Adding Fields: Performance Tips

Two approaches to help increase performance when adding numerous fields to a table or feature class.

1. Always load or create the table or feature class in-memory:

import arcpy
# Add fields to a feature class loaded into memory.
fc = r'c:\data\boston.gdb\parcels'
arcpy.management.MakeFeatureLayer(fc, 'parcels_lyr')
for f in out_fields:
    arcpy.AddField_management('parcels_layer',
                              f.name,
                              field_type=f.type,
                              field_length=f.length,
                              field_alias=f.aliasName)

 

import os
import arcpy

# Add the fields to an in_memory table.
tmp_table = os.path.join('in_memory', 'table_template')
arcpy.management.CreateTable(*os.path.split(tmp_table))
for f in out_fields:
    arcpy.AddField_management(tmp_table,
                              f.name,
                              field_type=f.type,
                              field_length=f.length,
                              field_alias=f.aliasName)

# Create the actual output table.
arcpy.CreateTable_management(out_path,
                             out_table_name,
                             template=tmp_table)
arcpy.Delete_management(tmp_table)

2. Use the data access and NumPy modules. The data access module function named ExtendTable() joins the contents of a NumPy structured array to a table based on a common attribute field.
This is the faster approach, however, the types of fields you can add using numpy are limited. There is no support for adding blobs, raster, and date fields.  In addition, the field alias can not be defined or altered.

import arcpy
import numpy

fc = r"c:\data\water.gdb\wells"

narray = numpy.array([],
numpy.dtype([('_ID', numpy.int),
             ('WELL_ID', numpy.int),
             ('DESC', '|S100'),
             ('DEPTH', numpy.float),
             ]))

arcpy.da.ExtendTable(fc, "OID@", narray, "_ID")

9 thoughts on “Adding Fields: Performance Tips

    • Hi Stefan,

      This is a feature.

      Tools can be accessed directly from arcpy:
      arcpy.MakeFeatureLayer_management(…)

      Or, tools can be accessed from arcpy ‘toolbox’ modules. Each Geoprocessing toolbox has a corresponding module in arcpy.
      So you can access tools as:
      arcpy.management.MakeFeatureLayer(…)
      arcpy.analysis.Buffer(…)

      It’s a matter of preference. Functionally, they are no different. I prefer the later, other team members prefer the first way.

      Hope this helps.

  1. Hello. Thank you for the tip. And how about DELETE a field and CHANGE a field’s data type. I have to rename the old class, create a new class, load in data from the old class, drop the old class. To-do list is much longer if counting on privilege, class extension, domains, relationship, etc.

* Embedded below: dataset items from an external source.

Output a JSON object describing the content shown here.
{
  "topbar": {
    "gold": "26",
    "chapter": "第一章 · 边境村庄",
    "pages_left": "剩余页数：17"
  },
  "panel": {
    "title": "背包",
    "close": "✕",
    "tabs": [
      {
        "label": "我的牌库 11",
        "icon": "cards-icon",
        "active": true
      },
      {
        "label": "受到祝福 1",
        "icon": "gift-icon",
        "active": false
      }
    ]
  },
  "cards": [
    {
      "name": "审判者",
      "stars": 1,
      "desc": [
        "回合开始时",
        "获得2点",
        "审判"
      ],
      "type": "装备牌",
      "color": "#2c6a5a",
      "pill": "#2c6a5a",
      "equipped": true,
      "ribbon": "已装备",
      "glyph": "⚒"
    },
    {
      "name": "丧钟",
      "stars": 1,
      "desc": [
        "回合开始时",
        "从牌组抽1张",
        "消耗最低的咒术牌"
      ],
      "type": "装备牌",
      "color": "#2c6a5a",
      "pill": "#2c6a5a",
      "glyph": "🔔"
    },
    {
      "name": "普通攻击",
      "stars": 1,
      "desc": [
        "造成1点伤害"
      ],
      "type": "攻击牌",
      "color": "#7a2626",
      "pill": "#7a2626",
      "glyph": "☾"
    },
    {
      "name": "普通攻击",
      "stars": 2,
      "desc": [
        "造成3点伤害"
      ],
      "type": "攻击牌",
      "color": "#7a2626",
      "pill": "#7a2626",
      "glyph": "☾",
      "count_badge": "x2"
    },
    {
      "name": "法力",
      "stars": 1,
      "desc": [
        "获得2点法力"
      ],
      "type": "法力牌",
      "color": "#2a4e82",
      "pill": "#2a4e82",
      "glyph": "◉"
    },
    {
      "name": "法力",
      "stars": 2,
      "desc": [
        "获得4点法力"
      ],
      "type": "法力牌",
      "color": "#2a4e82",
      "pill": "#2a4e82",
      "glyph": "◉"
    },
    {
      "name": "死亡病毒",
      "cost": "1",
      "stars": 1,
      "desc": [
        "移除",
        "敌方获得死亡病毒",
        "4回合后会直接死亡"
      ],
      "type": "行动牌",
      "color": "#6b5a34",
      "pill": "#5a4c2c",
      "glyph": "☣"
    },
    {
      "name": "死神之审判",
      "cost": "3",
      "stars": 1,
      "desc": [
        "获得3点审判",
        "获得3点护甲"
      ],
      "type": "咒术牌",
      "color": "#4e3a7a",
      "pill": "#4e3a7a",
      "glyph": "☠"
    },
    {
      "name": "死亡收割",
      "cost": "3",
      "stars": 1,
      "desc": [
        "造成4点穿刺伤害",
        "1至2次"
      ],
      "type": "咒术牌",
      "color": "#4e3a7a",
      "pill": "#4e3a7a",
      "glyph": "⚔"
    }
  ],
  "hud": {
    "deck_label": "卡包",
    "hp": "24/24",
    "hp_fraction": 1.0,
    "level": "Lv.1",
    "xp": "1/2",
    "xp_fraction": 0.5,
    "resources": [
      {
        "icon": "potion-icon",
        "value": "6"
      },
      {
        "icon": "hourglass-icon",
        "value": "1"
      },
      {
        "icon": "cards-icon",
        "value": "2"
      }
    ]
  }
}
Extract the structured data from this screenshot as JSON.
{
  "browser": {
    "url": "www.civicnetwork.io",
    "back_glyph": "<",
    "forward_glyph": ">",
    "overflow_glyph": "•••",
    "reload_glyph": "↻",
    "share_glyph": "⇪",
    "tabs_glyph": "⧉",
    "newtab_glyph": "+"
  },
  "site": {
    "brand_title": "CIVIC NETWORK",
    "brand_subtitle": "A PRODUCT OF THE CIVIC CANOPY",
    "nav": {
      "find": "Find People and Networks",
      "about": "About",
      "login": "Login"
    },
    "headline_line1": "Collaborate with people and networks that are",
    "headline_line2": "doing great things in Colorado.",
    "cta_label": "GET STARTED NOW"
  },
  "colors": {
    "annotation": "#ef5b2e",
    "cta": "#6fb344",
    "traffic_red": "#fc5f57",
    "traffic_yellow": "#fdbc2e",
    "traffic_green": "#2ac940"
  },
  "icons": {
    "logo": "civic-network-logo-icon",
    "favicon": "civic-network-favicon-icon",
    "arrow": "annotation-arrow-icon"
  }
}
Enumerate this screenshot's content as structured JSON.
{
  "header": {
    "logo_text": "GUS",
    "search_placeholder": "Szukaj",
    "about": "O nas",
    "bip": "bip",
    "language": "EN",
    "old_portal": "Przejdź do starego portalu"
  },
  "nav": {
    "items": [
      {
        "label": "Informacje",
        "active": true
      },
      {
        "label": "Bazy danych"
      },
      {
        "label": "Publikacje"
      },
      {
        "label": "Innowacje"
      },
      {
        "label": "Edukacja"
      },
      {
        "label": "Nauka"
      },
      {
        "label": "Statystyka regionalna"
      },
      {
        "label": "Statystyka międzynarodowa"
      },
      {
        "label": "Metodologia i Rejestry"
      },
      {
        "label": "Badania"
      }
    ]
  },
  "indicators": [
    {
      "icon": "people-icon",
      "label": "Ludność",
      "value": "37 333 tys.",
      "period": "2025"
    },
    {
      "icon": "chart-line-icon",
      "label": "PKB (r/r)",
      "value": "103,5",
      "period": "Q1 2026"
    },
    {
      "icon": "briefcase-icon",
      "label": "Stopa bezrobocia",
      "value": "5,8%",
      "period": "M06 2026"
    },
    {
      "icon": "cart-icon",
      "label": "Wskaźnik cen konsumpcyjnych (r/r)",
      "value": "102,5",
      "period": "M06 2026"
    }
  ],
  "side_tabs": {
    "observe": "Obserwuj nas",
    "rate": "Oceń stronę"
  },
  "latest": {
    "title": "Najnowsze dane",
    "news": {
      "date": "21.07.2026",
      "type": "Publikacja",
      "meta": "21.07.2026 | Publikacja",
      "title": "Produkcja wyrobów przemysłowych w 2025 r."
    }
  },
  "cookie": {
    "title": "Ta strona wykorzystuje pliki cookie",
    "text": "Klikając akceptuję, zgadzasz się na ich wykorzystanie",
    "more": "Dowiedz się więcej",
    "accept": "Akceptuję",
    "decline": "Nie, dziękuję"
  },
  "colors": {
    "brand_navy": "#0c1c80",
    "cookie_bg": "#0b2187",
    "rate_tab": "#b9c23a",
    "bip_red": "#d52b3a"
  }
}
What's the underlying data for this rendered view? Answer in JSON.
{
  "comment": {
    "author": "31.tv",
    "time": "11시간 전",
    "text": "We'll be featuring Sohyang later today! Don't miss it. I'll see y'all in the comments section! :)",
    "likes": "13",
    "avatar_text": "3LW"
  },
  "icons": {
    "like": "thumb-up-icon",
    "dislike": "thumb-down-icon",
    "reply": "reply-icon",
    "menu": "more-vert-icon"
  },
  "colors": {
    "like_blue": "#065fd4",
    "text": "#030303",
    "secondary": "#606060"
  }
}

  2. I did some performance testing of your second method at http://gis.stackexchange.com/questions/99792/creating-numpy-array-with-variable-number-of-fields-to-test-arcpy-da-extendtable and found that the maximum benefit to using the Data Access and NumPy modules, over multiple uses of Add Field, to add additional fields is when there are lots of fields and fewer features. If you have only a few fields to add, and lots of features then using few Add Fields is quicker.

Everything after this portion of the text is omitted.